Blogger Tom Truelson started writing a journal back in 1994, as he struggled with suicidal thoughts and intentions. In his latest blog piece he talks about the process of writing this journal and how it helped him deal with and make sense of his thoughts. Check out his blog for his other writings and stories of his experiences: fortheheartcries.blogspot.com
You have heard of the expressions, “You drive yourself crazy” and “Don’t drive yourself crazy.” There was a time when I was an expert, a grand master, at driving myself crazy.
I was living in a world of my own creation, suffering in silence from self-inflicted mental turmoil and torture. My mind, at times, uncontrollable, a whirlwind of madness – as I created conflicts that didn’t exist, conversations that never happened, fears that were imaginary, uncertainties that were illusionary.
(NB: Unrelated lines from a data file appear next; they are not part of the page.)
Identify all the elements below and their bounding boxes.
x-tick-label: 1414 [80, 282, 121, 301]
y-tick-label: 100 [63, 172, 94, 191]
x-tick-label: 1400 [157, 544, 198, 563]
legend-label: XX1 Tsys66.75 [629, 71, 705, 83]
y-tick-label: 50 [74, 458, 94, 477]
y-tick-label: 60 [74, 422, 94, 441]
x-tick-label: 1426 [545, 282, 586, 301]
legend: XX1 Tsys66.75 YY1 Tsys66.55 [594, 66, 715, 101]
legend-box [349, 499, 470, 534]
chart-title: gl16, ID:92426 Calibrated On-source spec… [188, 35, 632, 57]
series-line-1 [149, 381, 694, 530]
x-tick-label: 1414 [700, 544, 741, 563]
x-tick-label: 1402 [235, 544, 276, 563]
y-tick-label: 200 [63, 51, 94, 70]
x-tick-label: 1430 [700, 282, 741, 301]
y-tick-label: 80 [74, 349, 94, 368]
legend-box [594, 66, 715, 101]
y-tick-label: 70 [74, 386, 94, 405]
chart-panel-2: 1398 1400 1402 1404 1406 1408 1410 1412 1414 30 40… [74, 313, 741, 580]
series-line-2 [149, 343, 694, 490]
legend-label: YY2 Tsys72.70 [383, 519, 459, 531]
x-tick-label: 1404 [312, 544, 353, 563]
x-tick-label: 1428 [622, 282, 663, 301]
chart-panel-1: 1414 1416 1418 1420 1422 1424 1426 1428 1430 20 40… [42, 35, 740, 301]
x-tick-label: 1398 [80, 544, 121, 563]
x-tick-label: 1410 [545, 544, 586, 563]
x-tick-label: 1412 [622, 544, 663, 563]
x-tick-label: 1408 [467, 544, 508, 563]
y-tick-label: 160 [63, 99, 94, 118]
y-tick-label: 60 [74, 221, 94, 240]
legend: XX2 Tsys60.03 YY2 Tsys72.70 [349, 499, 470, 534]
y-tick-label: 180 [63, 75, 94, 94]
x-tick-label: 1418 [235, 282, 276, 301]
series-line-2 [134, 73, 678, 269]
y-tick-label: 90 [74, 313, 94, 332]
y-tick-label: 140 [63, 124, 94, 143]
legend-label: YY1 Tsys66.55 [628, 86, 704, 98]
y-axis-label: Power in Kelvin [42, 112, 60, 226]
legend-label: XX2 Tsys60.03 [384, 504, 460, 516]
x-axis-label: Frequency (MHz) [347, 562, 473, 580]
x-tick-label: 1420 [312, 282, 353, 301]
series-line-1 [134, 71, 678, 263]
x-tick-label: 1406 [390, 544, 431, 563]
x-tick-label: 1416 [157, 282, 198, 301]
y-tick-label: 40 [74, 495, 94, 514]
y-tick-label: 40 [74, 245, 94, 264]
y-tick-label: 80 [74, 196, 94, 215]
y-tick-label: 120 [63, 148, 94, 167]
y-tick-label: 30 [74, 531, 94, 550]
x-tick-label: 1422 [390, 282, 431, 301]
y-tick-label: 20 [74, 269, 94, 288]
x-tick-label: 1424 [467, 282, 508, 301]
I was on a cycle of therapy, medications and mental frenzy and overload – a roundabout of exhaustion in search of an exit, an escape.
Then one day I decided to start a journal, to write down what I was going through on a daily basis and being brutally honest about the devastating conflicts that were raging within my mind – and the turmoil and torture these thoughts created.
Did it help? Not at first, but I kept writing day after day – a required rigid regiment in my life. Gradually, I began to improve. Becoming more aware of the self-destruction of my thoughts as I saw them written of the page.
In time I was better able to control these thoughts and was able to recognise when my mind was about to take flight on a trip I didn’t want to take.
So, take pen to hand, one word after another will take you on a journey, an adventure – destination unknown.